I’m sure some good bands play up there, I’m sure some political scandal is about in crisp, wintery Portland. But it ain’t Boston. And when the alt-media is banished to the third-tier cities, how, exactly, will it be relevant? How, exactly, will the best talent move to larger alternative publications and break the bigger stories?

9 thoughts on “Special Guest Post: Where Is the Anger?

  1. “I’m from the Boston area and argue that the end of the Phoenix is a disaster.”

    A disaster?!? Really? It’s a disaster?!?

    People are so glib these days, language no longer has any meaning.

    “Will Ferrell is a genius!”
    “Electing Obama is a catastrophe”
    “Losing the Boston Phoenix is a disaster!”

    Nothing means anything anymore. The web has enabled such garbage.

  2. Nice summation on alt media, especially the “third-tier city” closer. In Seattle, The Seattle Weekly has been brought under the umbrella of an advert circular and The Stranger is mostly kid stuff, a single-issue trumpet that practices First Amendment convenience: they’ve slogged the hard LGBT road, but have been silent about Bradley Manning who, in addition to being a heroic whistleblower, happens to be gay.

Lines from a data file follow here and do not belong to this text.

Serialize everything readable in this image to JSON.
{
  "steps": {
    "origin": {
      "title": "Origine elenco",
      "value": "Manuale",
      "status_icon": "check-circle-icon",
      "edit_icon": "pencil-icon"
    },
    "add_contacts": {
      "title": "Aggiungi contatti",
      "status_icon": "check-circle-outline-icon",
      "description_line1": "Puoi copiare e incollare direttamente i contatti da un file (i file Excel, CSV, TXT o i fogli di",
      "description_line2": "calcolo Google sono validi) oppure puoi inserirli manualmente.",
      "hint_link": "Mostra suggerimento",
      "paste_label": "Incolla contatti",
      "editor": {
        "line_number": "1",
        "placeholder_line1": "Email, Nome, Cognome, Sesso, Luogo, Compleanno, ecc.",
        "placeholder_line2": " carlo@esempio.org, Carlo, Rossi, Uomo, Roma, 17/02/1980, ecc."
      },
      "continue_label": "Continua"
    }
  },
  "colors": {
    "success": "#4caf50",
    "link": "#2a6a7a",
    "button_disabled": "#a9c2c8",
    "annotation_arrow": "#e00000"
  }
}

    I’m from the Boston area and argue that the end of the Phoenix is a disaster.

  3. Better to lose these things.

    1st amendment media, along with beer, and free porn, is what keeps revolution at bay.

    John Stewart’s Daily Show has been “holding politicians accountable”, for how long?

    And what has this accomplished?

    We are caught in a diabolical rubic’s cube of freedom and slavery. It ain’t no accident.

  4. @Ex,

    I realize that you are too young to have fully experienced the phenomenon of investigative journalism in your lifetime, so I’ll explain it to you:

    “Holding officials accountable” in this instance means investigating their misdeeds, and printing those misdeeds unconditionally. This is called “investigative journalism”, and it is all but extinct in this country (except for a few obscure websites).

    So, now you know what I’m talking about. If not, I’ll try to explain it to you in greater detail.

  5. “Media that held our elected and un-elected officials accountable go out of business.”

    @Susan: Seriously? Ok. Please provide concrete examples of the Boston Phoenix holding our elected and un-elected officials accountable, with results. If not, then your assertions are hot wind.

  6. “Calm down — you’re practically ready to burst a blood vessel. Chill. It’s not the end of the world here,”

    To the King of Hyperbole, otherwise known as Exkiodexian, yes, we must all calm down while any sort of media that held our elected and un-elected officials accountable go out of business. Nothing to see here, just move along and eat your milk and cookies while watching the latest “Jersey Shore” incarnation on TV.

    Not that you have anything to worry about, Ex. That great Bronze Bull idol you call the “Free Market” will protect you if you pray to it hard enough.

  7. Alex,

    Yes. Rage is called for. As Chomsky, Herman, Bagdikian and others have documented at length, this trend accelerated long before the internet age. The latter puts the most rapid phase of decline between 1900 and 1950.

    As any of our resident Libertarians will agree, monopolies and small firms cannot magically coexist.

    Subtracting from the fact that the same profit imperatives which drive wider focus at the expense of local focus (and eventually relevant content in general) dovetail with the technology of the internet, if we valued vibrant, distributed, public information organs as an anti-tyrannical force for ourselves, as much as we did for the Japanese, we would have rewritten our OWN constitution to include more specific details about how to bring this about though careful design and funding.

  8. @alex: Calm down — you’re practically ready to burst a blood vessel. Chill. It’s not the end of the world here, it’s just a small paper closing that even the employees aren’t too worked up about. In the end, what did the Boston Phoenix really change? Nothing. It’s just a paper you liked, and now it’s gone. Your malaise is understandable from that viewpoint, but rage? It’s not like they were about to topple corrupt regimes.

    On a positive note: This was fairly cohesive writing on your part. You had a point, a structure, and followed it to a logical conclusion. That’s a notable improvement from your normal guest posts.